REGIONAL PERSPECTIVES

A February 21, 2017 Texas Public Radio segment reported on the cost, challenge and time-consuming process of finding new drugs. It takes on average 15 years and billions of dollars to get a new treatment on the market. San Antonio’s Southwest Research Institute is utilizing Rhodium software to address this problem, by harnessing the power of cell phone processing technology for bioscience research. The software creates three dimensional models of molecules in the body that are drug targets and the computer compares chemical compounds to the model. The technology will be used to find new treatments for viruses, resistant bacteria, and conditions like Alzheimer’s.

CAREGIVER CORNER

A February 21, 2017 Sunrise Senior Living blog offers advice to care partners of people living with dementia or memory loss who are preparing for surgery. First, familiarize yourself with the procedure, information about expected symptoms, complications, and the recovery process. A person with dementia will need support in making appropriate choices about treatment options leading up to a surgery, as well as following an operation.

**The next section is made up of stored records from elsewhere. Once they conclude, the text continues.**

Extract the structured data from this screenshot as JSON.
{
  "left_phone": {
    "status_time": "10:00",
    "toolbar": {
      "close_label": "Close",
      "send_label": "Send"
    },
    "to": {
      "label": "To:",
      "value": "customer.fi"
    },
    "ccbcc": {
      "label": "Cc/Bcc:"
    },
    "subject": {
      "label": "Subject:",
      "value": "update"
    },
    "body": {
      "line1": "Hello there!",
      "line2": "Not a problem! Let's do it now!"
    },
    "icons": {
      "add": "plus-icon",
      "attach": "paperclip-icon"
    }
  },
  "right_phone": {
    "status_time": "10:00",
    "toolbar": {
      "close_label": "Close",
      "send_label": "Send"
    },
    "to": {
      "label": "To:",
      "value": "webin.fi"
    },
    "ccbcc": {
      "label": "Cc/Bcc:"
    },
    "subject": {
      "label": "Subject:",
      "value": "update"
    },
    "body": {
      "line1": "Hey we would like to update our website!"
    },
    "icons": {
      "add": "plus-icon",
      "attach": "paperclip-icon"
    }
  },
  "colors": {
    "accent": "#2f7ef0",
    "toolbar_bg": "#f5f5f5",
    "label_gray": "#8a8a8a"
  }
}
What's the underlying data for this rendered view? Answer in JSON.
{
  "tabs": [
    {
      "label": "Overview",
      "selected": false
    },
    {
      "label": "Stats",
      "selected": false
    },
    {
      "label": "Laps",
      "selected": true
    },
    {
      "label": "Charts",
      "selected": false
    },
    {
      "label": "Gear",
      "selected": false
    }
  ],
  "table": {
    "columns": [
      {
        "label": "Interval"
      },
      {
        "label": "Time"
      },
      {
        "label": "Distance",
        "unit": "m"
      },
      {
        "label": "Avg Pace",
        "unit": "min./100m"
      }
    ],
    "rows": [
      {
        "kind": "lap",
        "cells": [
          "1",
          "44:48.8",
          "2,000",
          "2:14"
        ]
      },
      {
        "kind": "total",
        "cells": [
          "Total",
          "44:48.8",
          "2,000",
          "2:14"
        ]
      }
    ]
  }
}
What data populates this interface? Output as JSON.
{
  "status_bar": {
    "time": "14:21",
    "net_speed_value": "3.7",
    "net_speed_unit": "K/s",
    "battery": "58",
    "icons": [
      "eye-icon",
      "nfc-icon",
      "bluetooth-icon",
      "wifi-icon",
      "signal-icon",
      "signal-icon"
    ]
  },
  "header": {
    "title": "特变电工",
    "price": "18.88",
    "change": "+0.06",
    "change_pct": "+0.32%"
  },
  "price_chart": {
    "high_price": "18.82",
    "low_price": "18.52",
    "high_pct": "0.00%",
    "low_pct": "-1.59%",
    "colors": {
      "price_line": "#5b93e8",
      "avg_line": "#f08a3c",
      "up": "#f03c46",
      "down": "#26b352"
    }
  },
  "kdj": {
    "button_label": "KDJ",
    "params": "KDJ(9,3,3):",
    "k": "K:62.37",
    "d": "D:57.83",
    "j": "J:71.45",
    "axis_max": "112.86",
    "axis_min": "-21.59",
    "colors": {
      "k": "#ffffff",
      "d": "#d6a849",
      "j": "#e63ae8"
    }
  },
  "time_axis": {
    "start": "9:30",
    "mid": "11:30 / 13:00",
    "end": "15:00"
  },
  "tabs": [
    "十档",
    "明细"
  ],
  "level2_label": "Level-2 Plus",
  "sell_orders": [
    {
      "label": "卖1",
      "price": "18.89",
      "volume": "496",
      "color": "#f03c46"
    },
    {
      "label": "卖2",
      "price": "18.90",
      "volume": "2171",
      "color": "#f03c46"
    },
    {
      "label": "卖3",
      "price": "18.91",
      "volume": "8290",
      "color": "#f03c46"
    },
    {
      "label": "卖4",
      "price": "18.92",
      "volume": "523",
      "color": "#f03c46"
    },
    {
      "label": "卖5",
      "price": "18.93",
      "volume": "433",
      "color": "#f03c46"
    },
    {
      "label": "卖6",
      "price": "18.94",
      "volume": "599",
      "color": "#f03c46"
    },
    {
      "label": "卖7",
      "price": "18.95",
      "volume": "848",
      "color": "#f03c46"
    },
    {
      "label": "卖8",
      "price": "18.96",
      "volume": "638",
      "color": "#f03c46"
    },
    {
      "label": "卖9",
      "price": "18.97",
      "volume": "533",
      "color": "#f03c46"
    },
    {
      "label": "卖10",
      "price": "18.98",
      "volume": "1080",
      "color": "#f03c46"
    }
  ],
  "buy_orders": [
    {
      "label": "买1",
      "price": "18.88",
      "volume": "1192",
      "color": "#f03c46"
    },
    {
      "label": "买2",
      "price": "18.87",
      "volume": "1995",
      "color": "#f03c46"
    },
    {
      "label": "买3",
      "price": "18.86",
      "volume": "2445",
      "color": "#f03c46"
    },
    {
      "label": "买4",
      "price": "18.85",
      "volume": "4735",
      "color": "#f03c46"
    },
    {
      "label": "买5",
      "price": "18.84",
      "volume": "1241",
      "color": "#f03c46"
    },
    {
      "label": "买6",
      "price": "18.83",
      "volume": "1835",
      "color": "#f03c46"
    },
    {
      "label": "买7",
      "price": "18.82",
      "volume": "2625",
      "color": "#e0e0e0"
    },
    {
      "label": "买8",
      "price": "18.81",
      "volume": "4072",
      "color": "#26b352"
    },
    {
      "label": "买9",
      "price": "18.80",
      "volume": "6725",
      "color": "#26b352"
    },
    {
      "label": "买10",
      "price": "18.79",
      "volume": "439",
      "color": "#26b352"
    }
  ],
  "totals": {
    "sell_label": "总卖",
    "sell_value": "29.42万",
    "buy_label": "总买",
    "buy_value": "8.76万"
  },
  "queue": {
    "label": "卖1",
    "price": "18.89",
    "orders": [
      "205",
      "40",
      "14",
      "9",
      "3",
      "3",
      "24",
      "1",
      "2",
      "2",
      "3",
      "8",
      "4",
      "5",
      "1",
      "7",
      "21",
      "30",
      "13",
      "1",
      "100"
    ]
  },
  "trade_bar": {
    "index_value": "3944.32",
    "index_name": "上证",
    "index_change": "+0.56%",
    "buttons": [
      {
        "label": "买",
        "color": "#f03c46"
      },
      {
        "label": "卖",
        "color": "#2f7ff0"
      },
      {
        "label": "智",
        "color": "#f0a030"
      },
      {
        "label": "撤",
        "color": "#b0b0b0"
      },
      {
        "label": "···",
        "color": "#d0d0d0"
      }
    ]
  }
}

It further advises to coordinate follow-up with family members or other caregivers, including additional doctor appointments. Talk to the patient about their fears and anxieties. Additionally, patients may experience “post-operative cognitive dysfunction” — exhibiting delirium and other mental issues prior to or following a procedure — but these symptoms will quickly subside. They may become disoriented and confused, and undiagnosed dementia patients may struggle with surgery-related trauma. And lastly, have an emergency preparedness kit ready in case your loved one needs to go to the hospital unexpectedly.